Pour Angela Merkel, il s’agit d’un revers non négligeable. Le magazine Spiegel parle cyniquement sur son site web d’un « Computer Chaos Club noir-jaune », en référence au fameux groupe allemand d’anarcho-hackers et aux couleurs de sa coalition. Il s’est délecté du désaccord public entre la ministre de la Justice, Sabine Leutheussen-Schnarrenberger, FDP, elle-même une des plaignantes, qui s’est réjouie du jugement et s’est opposée à l’adoption immédiate d’une nouvelle loi, et le ministre CDU de l’Intérieur, Thomas de Maizière, qui a exprimé ses regrets et demandé que l’on agisse « judicieusement et rapidement ».
Quant à la commissaire européenne à la Justice, aux Droits fondamentaux et à la Citoyenneté, Viviane Reding, elle était citée cette semaine par le même magazine comme souhaitant examiner encore cette année la directive européenne qui a servi de base à la loi allemande censurée par Karlsruhe, afin de s’assurer que le stockage de données soit compatible avec la Charte européenne des droits fondamentaux en vigueur depuis le mois de décembre.
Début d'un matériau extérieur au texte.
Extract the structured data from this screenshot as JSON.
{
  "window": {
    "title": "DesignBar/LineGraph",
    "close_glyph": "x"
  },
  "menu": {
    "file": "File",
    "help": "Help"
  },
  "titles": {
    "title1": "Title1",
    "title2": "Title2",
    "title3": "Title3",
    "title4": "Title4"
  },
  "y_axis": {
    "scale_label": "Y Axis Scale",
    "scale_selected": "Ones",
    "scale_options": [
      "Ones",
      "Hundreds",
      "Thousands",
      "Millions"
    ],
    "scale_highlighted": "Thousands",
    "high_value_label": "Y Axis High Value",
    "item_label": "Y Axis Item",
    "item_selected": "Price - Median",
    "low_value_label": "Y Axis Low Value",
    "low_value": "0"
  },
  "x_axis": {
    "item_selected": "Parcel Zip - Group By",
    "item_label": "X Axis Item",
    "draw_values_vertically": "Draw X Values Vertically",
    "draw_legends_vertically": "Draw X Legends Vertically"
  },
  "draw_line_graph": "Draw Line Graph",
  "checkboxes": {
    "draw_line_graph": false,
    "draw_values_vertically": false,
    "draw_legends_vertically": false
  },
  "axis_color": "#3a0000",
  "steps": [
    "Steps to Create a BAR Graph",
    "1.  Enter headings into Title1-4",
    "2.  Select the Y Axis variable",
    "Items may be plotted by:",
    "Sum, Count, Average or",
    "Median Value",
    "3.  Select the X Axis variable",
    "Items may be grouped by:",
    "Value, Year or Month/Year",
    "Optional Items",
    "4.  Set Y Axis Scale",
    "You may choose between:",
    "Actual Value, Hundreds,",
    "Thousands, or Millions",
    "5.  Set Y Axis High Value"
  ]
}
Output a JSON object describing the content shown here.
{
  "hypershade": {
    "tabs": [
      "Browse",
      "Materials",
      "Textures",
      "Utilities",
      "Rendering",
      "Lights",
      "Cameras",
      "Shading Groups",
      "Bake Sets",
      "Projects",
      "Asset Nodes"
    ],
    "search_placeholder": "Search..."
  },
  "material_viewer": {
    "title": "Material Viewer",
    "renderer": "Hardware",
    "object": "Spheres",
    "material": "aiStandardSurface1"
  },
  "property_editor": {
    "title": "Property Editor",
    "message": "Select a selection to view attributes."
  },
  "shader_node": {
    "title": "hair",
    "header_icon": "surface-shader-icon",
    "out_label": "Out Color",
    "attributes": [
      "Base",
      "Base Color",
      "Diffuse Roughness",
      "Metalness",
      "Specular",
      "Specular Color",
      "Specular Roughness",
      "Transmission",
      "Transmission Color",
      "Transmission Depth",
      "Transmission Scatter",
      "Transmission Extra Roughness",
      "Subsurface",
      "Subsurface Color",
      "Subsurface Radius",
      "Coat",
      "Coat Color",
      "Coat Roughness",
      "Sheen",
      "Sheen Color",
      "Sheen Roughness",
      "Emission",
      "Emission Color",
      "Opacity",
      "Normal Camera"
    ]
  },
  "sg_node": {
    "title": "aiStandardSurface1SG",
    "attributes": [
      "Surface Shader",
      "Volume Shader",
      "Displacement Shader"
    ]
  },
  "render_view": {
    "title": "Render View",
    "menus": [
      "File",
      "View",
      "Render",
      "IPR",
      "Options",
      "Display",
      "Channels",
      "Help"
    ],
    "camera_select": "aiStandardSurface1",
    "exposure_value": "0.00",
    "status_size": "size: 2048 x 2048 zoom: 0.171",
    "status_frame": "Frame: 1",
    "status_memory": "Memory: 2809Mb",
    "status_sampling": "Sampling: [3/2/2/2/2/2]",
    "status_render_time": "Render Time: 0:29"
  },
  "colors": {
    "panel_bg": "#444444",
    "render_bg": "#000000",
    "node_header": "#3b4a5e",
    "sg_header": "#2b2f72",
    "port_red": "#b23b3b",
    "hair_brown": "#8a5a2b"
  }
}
Outre-Atlantique, le directeur de l’organisation Electronic Privacy Information Center, Marc Rotenberg, a estimé la décision de Karlsruhe « assez étroite, mais très importante » et s’est réjoui de la montée de l’opposition des citoyens européens aux pouvoirs d’investigation poussés accordés aux autorités au nom de la lutte anti-terroriste. Eddan Katz, en charge des affaires internationales à l’Electronic Frontier Foundation, a exprimé l’espoir que le jugement ait pour conséquence d’empêcher les États-Unis d’adopter des législations similaires, puisque « ceci est une expérience qui a été tentée et a été écartée en fonction de considérations constitutionnelles ».